Mieszkając w Warszawie pozyskałam sporo nowych znajomych, ważnych i mniej ważnych, również wybitnych artystów. Jedną z najważniejszych dla mnie osób był Wojciech Siemion. W jakiś sposób wyczuwał we mnie osobę o dużej wrażliwości i w jakimś sensie mnie prowadził. Dzięki niemu mogłam obejrzeć wiele wspaniałych spektakli teatralnych, zetknąć się z wybitnymi aktorami. Zapraszał mnie do Teatru Narodowego, do Starej Prochowni, na wystawy. Dzięki niemu obejrzałam głośną "Pluskwę", ostatni spektakl reżyserowany przez Konrada Swinarskiego, siedziałam przy jednym stole na próbie z Adamem Hanuszkiewiczem. To były ogromne przeżycia i choć byłam bardzo młodą osobą, chłonęłam wszystkie te doświadczenia z niezwykłą mocą.
I kolejny spektakl , który zrobił na mnie ogromne wrażenie. Był to "Portret Doriana Graya" w reżyserii Andrzeja Łapickiego z Krystyną Jandą, która była w tej roli rewelacyjna, 1976 rok.
Krystyna
Janda (Dorian Gray), Andrzej Łapicki (Lord Henryk) w PORTRECIE DORIANA
GRAYA Johna Osborne'a według Oscara Wilde'a w reż. Andrzeja Łapickiego.

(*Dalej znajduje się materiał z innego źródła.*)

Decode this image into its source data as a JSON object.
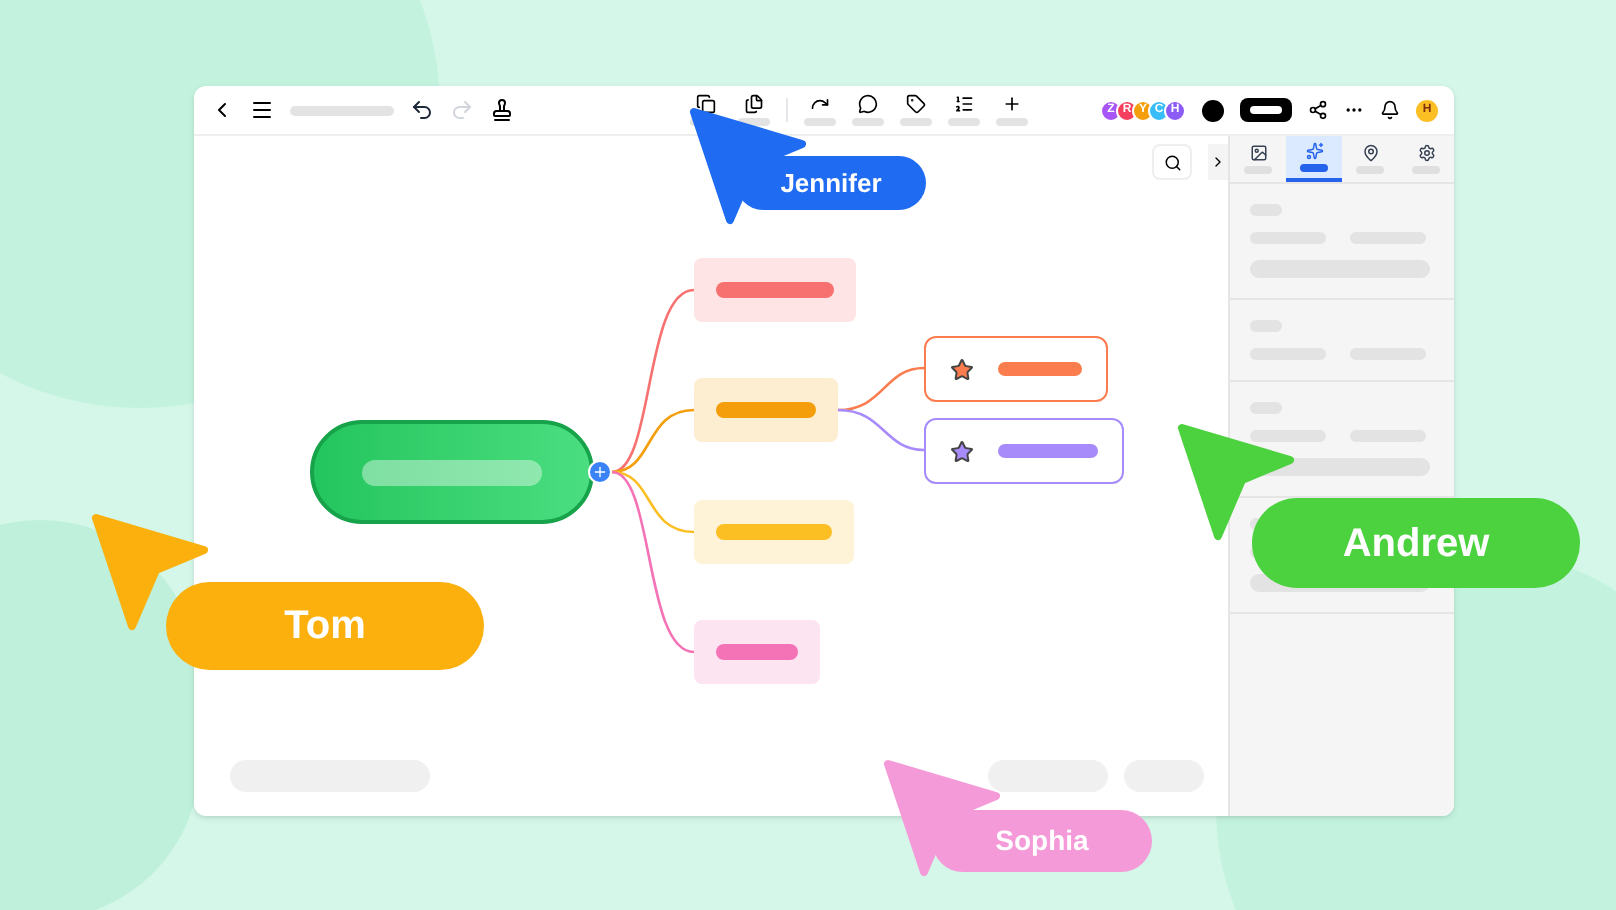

Fot. Renard Dudley / Archiwum Artystyczne Teatru Narodowego
Nie tak dawno miało miejsce spotkanie z Krystyną Jandą w w Sopotece i w rozmowie przypomniałam aktorce o jej męskiej roli jednoczenie prosząc o autograf na zdjęciach z "Człowieka z żelaza".